First Thrills - Lee Child [108]
“Have you ever had Swiss chocolate?” Herman asked.
Joachim clasped his hands in his lap.
“I can almost smell it,” Herman continued. “Thick dark chocolate with bitter marzipan.”
“Or with—” Joachim did not finish his sentence, surprised that he had even begun it.
“Peppermint,” Herman finished. “Crisp peppermint.”
Joachim pushed his chin against his chest. His shoulders were taut and raised, and he forced them down. He would not think about chocolate.
Herman swallowed. “I wanted to go to school in Zürich. A friend of mine went. Came back in thirty-three as a Nazi. I was stunned.”
Joachim raised his head. “It’s hard to lose a friend that way.”
Herman searched Joachim’s face. “It’s hard to lose a friend any way.”
Joachim tried to imagine the friendship he could have had with Herman in Berlin. Then someone farther down the car coughed, and he forced his mind to go blank.
Herman rubbed his hands together. “When do we arrive in Dachau?”

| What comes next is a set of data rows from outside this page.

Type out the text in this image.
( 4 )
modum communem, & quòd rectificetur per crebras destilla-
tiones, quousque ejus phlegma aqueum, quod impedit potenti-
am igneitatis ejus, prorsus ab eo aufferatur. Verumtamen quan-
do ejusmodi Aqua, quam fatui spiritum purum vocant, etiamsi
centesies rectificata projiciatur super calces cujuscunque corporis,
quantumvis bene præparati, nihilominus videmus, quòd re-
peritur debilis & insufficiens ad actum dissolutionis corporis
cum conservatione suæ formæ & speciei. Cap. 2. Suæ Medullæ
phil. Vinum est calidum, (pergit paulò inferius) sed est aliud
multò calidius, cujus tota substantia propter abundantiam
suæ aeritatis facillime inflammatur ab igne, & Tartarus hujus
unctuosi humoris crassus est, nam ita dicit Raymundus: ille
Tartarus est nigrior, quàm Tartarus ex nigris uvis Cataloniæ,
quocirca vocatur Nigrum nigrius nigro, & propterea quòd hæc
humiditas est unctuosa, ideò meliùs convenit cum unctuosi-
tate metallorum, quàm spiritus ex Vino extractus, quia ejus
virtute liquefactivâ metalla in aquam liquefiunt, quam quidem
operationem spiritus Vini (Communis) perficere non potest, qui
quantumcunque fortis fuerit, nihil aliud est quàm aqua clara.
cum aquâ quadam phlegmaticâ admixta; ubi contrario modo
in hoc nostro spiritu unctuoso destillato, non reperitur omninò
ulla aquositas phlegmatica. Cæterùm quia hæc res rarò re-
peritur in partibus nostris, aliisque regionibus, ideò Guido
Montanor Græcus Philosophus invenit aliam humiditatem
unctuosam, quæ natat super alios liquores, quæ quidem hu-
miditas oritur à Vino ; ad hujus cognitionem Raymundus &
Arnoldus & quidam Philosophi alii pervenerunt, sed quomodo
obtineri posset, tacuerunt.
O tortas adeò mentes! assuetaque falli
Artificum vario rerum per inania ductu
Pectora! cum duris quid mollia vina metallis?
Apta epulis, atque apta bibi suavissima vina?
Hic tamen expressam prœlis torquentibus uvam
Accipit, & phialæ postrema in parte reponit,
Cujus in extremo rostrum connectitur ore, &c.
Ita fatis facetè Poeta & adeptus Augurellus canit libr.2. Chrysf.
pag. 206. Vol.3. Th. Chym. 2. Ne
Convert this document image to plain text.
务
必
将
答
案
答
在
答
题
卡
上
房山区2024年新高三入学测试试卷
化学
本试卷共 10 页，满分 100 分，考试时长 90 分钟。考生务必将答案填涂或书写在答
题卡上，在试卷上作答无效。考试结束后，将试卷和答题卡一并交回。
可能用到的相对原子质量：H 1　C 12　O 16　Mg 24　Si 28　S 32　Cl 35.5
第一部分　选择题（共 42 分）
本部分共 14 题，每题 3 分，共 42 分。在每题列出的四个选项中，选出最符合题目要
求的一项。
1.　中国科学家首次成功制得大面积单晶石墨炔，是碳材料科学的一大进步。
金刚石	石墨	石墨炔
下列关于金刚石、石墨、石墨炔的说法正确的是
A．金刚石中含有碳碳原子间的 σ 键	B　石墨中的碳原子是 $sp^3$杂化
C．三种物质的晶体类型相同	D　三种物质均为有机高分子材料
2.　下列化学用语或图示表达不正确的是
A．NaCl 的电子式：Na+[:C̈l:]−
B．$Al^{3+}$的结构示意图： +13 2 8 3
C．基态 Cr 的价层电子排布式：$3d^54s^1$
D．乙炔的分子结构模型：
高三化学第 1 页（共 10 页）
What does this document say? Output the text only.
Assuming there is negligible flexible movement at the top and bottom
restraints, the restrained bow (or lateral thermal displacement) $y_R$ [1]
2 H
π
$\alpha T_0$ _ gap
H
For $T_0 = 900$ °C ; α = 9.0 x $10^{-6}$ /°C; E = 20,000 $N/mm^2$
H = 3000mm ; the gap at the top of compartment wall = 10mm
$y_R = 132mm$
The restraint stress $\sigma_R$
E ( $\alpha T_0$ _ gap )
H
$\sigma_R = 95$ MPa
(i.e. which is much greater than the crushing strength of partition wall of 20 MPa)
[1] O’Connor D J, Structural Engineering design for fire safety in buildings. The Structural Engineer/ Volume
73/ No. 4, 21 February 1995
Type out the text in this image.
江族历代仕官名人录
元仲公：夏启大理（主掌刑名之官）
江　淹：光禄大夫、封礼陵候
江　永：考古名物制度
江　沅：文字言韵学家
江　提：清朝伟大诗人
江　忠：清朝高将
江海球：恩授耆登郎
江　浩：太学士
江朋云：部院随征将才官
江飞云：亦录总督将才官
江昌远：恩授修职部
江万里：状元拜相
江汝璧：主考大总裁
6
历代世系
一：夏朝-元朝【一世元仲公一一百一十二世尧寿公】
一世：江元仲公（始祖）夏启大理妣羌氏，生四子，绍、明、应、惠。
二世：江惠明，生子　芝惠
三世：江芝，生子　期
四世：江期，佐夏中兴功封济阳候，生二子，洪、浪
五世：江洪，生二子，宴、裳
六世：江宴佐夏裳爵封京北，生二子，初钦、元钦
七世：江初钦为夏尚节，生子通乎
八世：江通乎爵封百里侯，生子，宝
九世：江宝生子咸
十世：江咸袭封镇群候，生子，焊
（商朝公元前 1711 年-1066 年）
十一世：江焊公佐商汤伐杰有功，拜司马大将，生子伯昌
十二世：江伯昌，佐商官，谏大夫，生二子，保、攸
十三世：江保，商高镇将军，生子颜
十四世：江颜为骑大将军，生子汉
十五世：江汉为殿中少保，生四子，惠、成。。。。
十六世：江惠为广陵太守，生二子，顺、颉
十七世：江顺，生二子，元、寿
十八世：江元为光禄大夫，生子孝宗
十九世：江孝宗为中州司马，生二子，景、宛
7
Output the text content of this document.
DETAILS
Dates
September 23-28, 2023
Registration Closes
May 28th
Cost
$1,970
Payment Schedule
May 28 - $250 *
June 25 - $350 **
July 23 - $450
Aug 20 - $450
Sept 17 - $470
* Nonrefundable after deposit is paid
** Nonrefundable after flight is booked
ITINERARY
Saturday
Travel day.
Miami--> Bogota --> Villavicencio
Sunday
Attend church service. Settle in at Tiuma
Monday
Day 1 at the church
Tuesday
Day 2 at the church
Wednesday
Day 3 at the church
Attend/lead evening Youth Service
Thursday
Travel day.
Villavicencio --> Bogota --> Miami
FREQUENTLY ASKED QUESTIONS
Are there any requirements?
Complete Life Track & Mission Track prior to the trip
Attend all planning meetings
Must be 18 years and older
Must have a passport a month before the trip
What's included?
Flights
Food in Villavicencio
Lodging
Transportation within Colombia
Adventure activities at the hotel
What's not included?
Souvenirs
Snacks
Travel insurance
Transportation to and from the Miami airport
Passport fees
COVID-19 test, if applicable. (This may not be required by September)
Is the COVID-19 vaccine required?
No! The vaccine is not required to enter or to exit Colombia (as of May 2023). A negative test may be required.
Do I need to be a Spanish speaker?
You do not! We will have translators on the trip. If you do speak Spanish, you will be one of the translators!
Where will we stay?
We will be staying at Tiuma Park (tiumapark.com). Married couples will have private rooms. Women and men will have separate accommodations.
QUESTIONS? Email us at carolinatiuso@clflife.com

“I don’t know. Try to sleep.”
Herman almost fell when the train abruptly slowed to climb a steep grade. “I could run faster than this train.”
Joachim laughed, quietly and cynically. “What good is that? Do you want to run to the next car? Get there earlier?”
Herman’s words tumbled out. “We can get out of that door. It’s not wired on very well. We could jump off the train and no one would notice.”
Joachim’s stomach clenched again. His hands trembled. He could not remember when he had been so terrified. Even when the Nazis came for him, he was not so afraid. “The Nazis notice everything.”
“Not everything,” Herman said, staring at Joachim’s yellow triangle. “Not everything.”
“If they catch you, they will kill you. Slowly.”
Herman smiled. Suddenly he looked very old, and Joachim flinched away from him. “Aren’t we dying slowly now?”
Joachim thought of the cold outside, the Nazis who were sure to be around with rifles, the incredible distance to the Swiss border. They would never make it. Never.
He spoke to his worn wooden shoes. “Eventually the war will end, and Germany will lose. They will set us free then.”
“Maybe,” Herman said. “Eventually.”
Joachim stared at a brown stain on top of one shoe. Blood? he wondered. “It won’t be too long.”
“Are you daring to dream?” Herman mocked him as he turned to the door. “You shouldn’t do that. It’s not careful.”
Joachim’s voice trembled. “I don’t want you to go.”
“By this time next week we could be in Switzerland, with Kurt.”
“Or we could be dead.”
“Or we could be dead,” Herman repeated. “We could be dead anyway. At least this way we get to decide.”
Muscles tightened in the backs of Joachim’s legs. He wanted to stand. But he did not know what kind of death waited outside. It would be a death, probably a sooner death than awaited him at Dachau. A sooner death.
Herman dropped his warm hand onto the crown of Joachim’s head. “I’m leaving. Are you coming with me?”
Joachim shook his head. He needed time. He hated his cowardly survival instinct.
“Kurt didn’t escape to Switzerland,” Herman said abruptly. He withdrew his hand, the spot he’d warmed now colder than the rest of Joachim’s head. “Kurt died.”
Joachim’s stomach convulsed. His voice almost broke when he spoke, but he brought it under control. “I don’t know any Kurt and I don’t care what he did.”
He gazed into Herman’s eyes, surprised that they were such a vivid blue. They reminded him of a mountain lake he swam across as a child. Joachim dropped his eyes first.
“Be careful then, Joachim Rosen.”
Herman forced the door out, grunting as his arms shook with the strain. Slowly, the wire stretched. Joachim admired his strength. He could never force the door like that.
“Good-bye.” Herman dropped out of the train into the snow.
For the first time since they took him, Joachim wept. He did not cry with the loud, wet wails of his childhood. He sat and wept the dry, silent sobs of a new grief.
The prisoner next to him reached over and put a cold hand on his arm. Joachim slowly brought himself under control.